(ネットの献本サービスで頂いた一冊です)
よくある警察モノの陰謀モノ。そう片付けてしまうのは勿体無いんじゃないか。献本で頂いた。他の書評では結構、ボロボロに書かれている。確かにスッゲー!というほどではない。でも、自分は☆4つを付けさせていただく。
それは、気付きにくいことと人が触れるのを避ける事が入っているから。気付きにくいことは、人はコンピューターを使っているのではなく、使われているのではないかということ。触れるのを避ける事は出会い系サイトのお話。
見当たりというお仕事、300~500人という指名手配犯の顔を覚え、街の中でその中の顔を見つけ、逮捕することのみが仕事である40才ぐらいの警察官、白戸が主人公。ある時、見当たりで捕まえた犯人がこの逮捕は陰謀であると叫ぶ。
白戸は違和感を持ちながらも同僚の警察官に引き渡す。その際、見るはずのない顔を、この逮捕劇で注目を浴びている自分を見つめる顔の中から見つける。見当たりが覚える顔、そして、決して見つけることがある訳がない顔が目に入った。ここから物語は進んでいく。
物語は監視の仕組みや、権力のお話にもなる。そして、主人公は出会い系サイトで出会った女性と同棲をしている。こっちでももう一つの別のお話がある。メインの話と同じくらい、自分はこっちにも食いついた。文中に「出会い系サイトで出会った二人は、出会い系サイトで浮気するかもしれない」とあるように、出会い系での出会いは考えることが多い。
ただ、今の20代で出会い系を使ったことのない人がどのくらいいるのだろうか。出会い系で会って、結婚した人はどのくらいいるのだろうか。そんな人は結婚式で2人の出会いをどうやって説明するんだろう。

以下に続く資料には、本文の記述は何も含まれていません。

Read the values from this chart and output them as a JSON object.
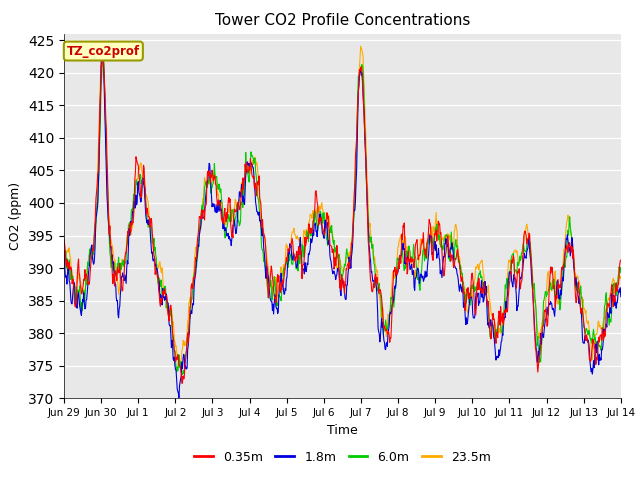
{
  "title": "Tower CO2 Profile Concentrations",
  "xlabel": "Time",
  "ylabel": "CO2 (ppm)",
  "ylim": [
    370,
    426
  ],
  "yticks": [
    370,
    375,
    380,
    385,
    390,
    395,
    400,
    405,
    410,
    415,
    420,
    425
  ],
  "legend_label": "TZ_co2prof",
  "series_labels": [
    "0.35m",
    "1.8m",
    "6.0m",
    "23.5m"
  ],
  "series_colors": [
    "#ff0000",
    "#0000dd",
    "#00cc00",
    "#ffaa00"
  ],
  "line_width": 0.8,
  "bg_color": "#e8e8e8",
  "fig_bg": "#ffffff",
  "legend_box_color": "#ffffc0",
  "legend_box_edge": "#999900",
  "legend_text_color": "#cc0000",
  "xtick_positions": [
    0,
    24,
    48,
    72,
    96,
    120,
    144,
    168,
    192,
    216,
    240,
    264,
    288,
    312,
    336,
    360
  ],
  "xtick_labels": [
    "Jun 29",
    "Jun 30",
    "Jul 1",
    "Jul 2",
    "Jul 3",
    "Jul 4",
    "Jul 5",
    "Jul 6",
    "Jul 7",
    "Jul 8",
    "Jul 9",
    "Jul 10",
    "Jul 11",
    "Jul 12",
    "Jul 13",
    "Jul 14"
  ]
}
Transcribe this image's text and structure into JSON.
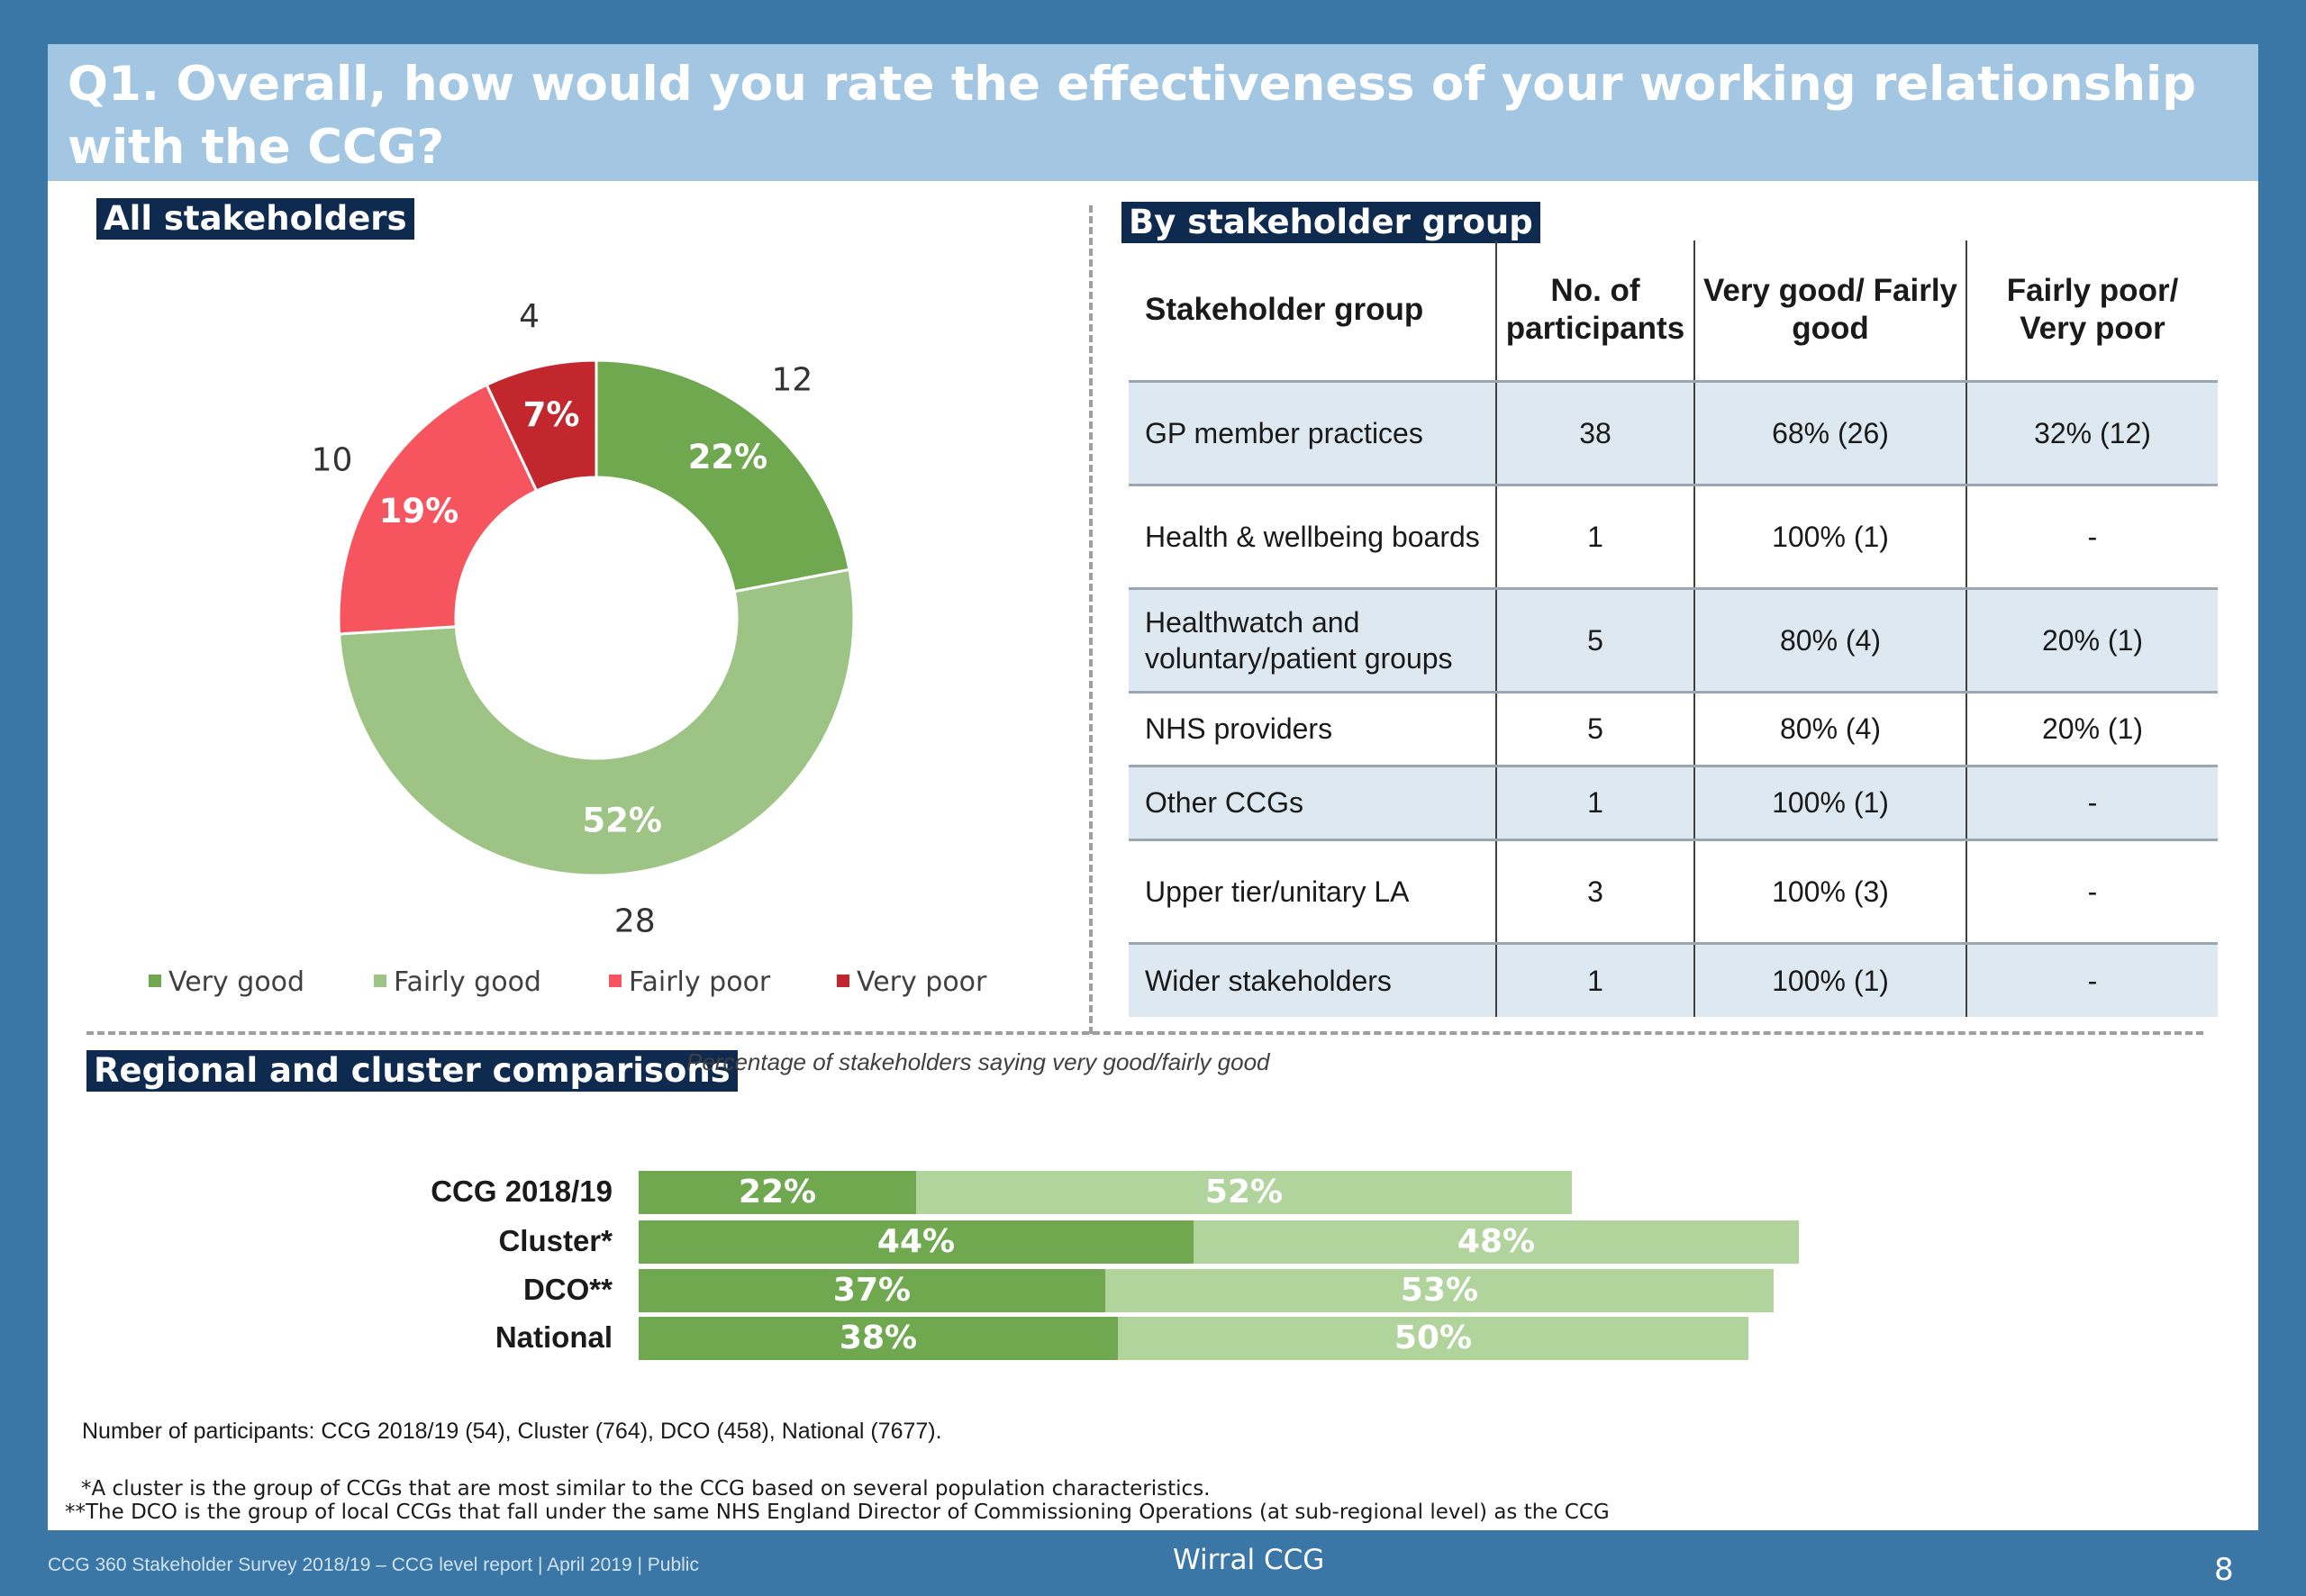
{
  "title": "Q1. Overall, how would you rate the effectiveness of your working relationship with the CCG?",
  "sections": {
    "all": "All stakeholders",
    "by_group": "By stakeholder group",
    "regional": "Regional and cluster comparisons"
  },
  "legend": [
    "Very good",
    "Fairly good",
    "Fairly poor",
    "Very poor"
  ],
  "colors": {
    "very_good": "#70a84f",
    "fairly_good": "#9dc484",
    "fairly_poor": "#f6545e",
    "very_poor": "#c3272e",
    "bar_dark": "#70a84f",
    "bar_light": "#b1d39c"
  },
  "table": {
    "headers": [
      "Stakeholder group",
      "No. of participants",
      "Very good/ Fairly good",
      "Fairly poor/ Very poor"
    ],
    "rows": [
      [
        "GP member practices",
        "38",
        "68% (26)",
        "32% (12)"
      ],
      [
        "Health & wellbeing boards",
        "1",
        "100% (1)",
        "-"
      ],
      [
        "Healthwatch and voluntary/patient groups",
        "5",
        "80% (4)",
        "20% (1)"
      ],
      [
        "NHS providers",
        "5",
        "80% (4)",
        "20% (1)"
      ],
      [
        "Other CCGs",
        "1",
        "100% (1)",
        "-"
      ],
      [
        "Upper tier/unitary LA",
        "3",
        "100% (3)",
        "-"
      ],
      [
        "Wider stakeholders",
        "1",
        "100% (1)",
        "-"
      ]
    ]
  },
  "regional_note": "Percentage of stakeholders saying very good/fairly good",
  "notes": {
    "participants": "Number of participants: CCG 2018/19 (54), Cluster (764), DCO (458), National (7677).",
    "cluster": "*A cluster is the group of CCGs that are most similar to the CCG based on several population characteristics.",
    "dco": "**The DCO is the group of local CCGs that fall under the same NHS England Director of Commissioning Operations (at sub-regional level) as the CCG"
  },
  "footer": {
    "left": "CCG 360 Stakeholder Survey 2018/19 – CCG level report |  April 2019 | Public",
    "center": "Wirral CCG",
    "page": "8"
  },
  "chart_data": [
    {
      "type": "pie",
      "title": "",
      "categories": [
        "Very good",
        "Fairly good",
        "Fairly poor",
        "Very poor"
      ],
      "values": [
        22,
        52,
        19,
        7
      ],
      "counts": [
        12,
        28,
        10,
        4
      ],
      "labels": [
        "22%",
        "52%",
        "19%",
        "7%"
      ],
      "donut": true
    },
    {
      "type": "bar",
      "orientation": "horizontal",
      "stacked": true,
      "categories": [
        "CCG 2018/19",
        "Cluster*",
        "DCO**",
        "National"
      ],
      "series": [
        {
          "name": "Very good",
          "values": [
            22,
            44,
            37,
            38
          ]
        },
        {
          "name": "Fairly good",
          "values": [
            52,
            48,
            53,
            50
          ]
        }
      ],
      "xlim": [
        0,
        100
      ]
    }
  ]
}
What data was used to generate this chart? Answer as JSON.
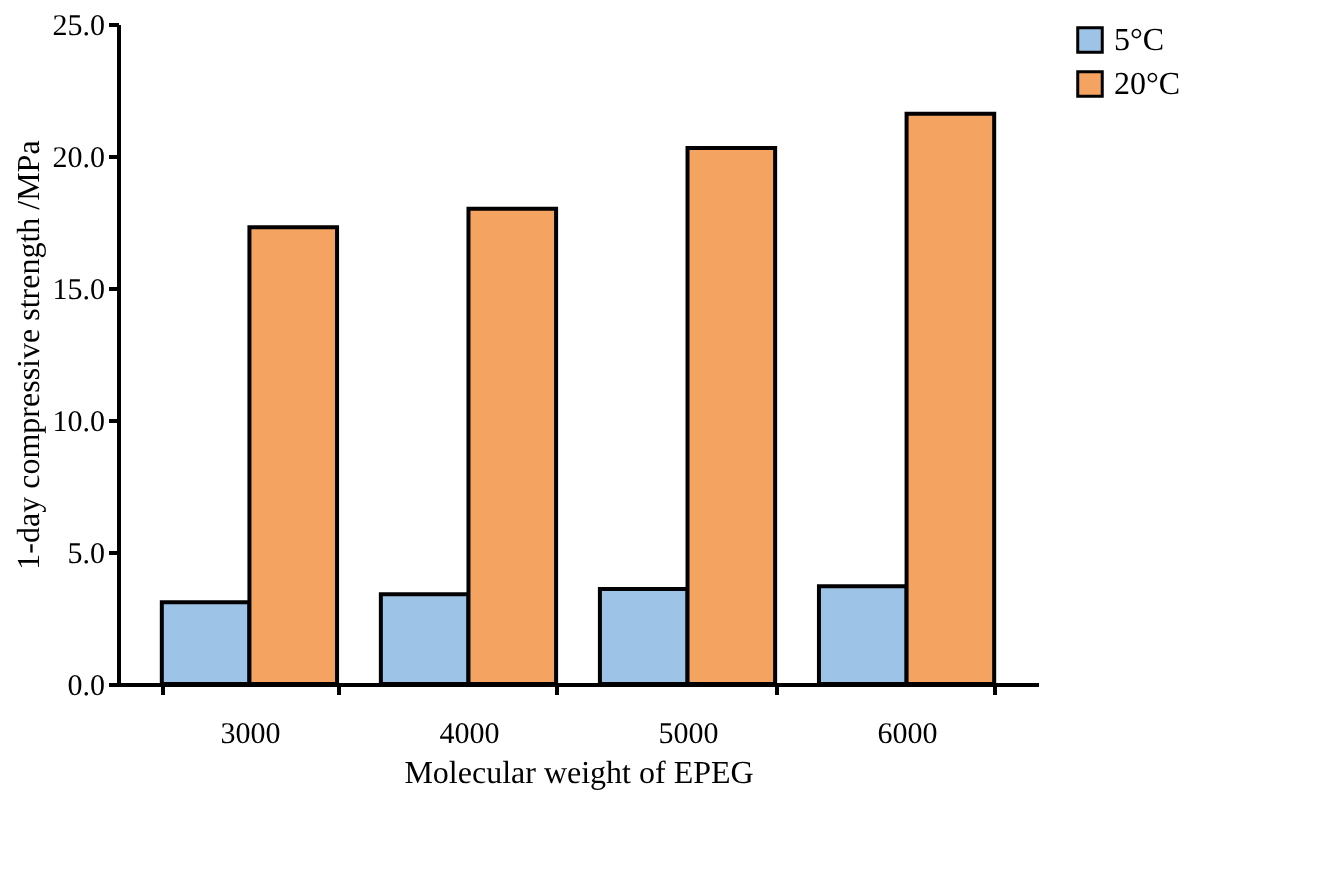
{
  "chart_data": {
    "type": "bar",
    "xlabel": "Molecular weight of EPEG",
    "ylabel": "1-day compressive strength /MPa",
    "categories": [
      "3000",
      "4000",
      "5000",
      "6000"
    ],
    "series": [
      {
        "name": "5°C",
        "color": "#9dc3e6",
        "values": [
          3.1,
          3.4,
          3.6,
          3.7
        ]
      },
      {
        "name": "20°C",
        "color": "#f4a460",
        "values": [
          17.3,
          18.0,
          20.3,
          21.6
        ]
      }
    ],
    "ylim": [
      0,
      25
    ],
    "yticks": [
      {
        "value": 0,
        "label": "0.0"
      },
      {
        "value": 5,
        "label": "5.0"
      },
      {
        "value": 10,
        "label": "10.0"
      },
      {
        "value": 15,
        "label": "15.0"
      },
      {
        "value": 20,
        "label": "20.0"
      },
      {
        "value": 25,
        "label": "25.0"
      }
    ],
    "grid": false,
    "legend": "right"
  }
}
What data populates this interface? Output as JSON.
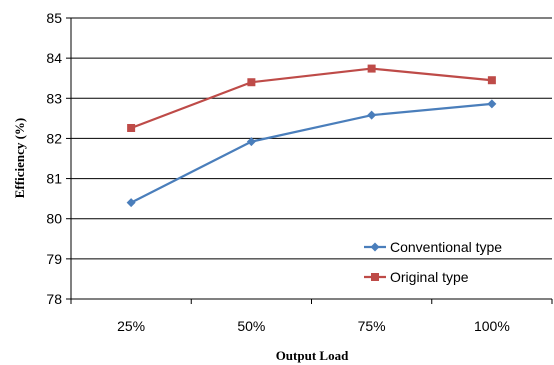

コンピューターが人間をある意味超え、監視・管理する社会になっているというメインのストーリーもハラハラさせた。ただ、それにもう1つの軸があること、それが出会い系という少し話すのがためらわれがちなテーマだったことも低評価にならない理由。ラストのページは早く先に!と思いながら読めたので。
P7 ただ、顔を見つけた。毎日100万人が行き交うといわれる新宿西口のあの場所に立ち、群衆の中に飛び込んできたたった一つの顔を見つけ出したのだ。それを、捕まえるだけのこと。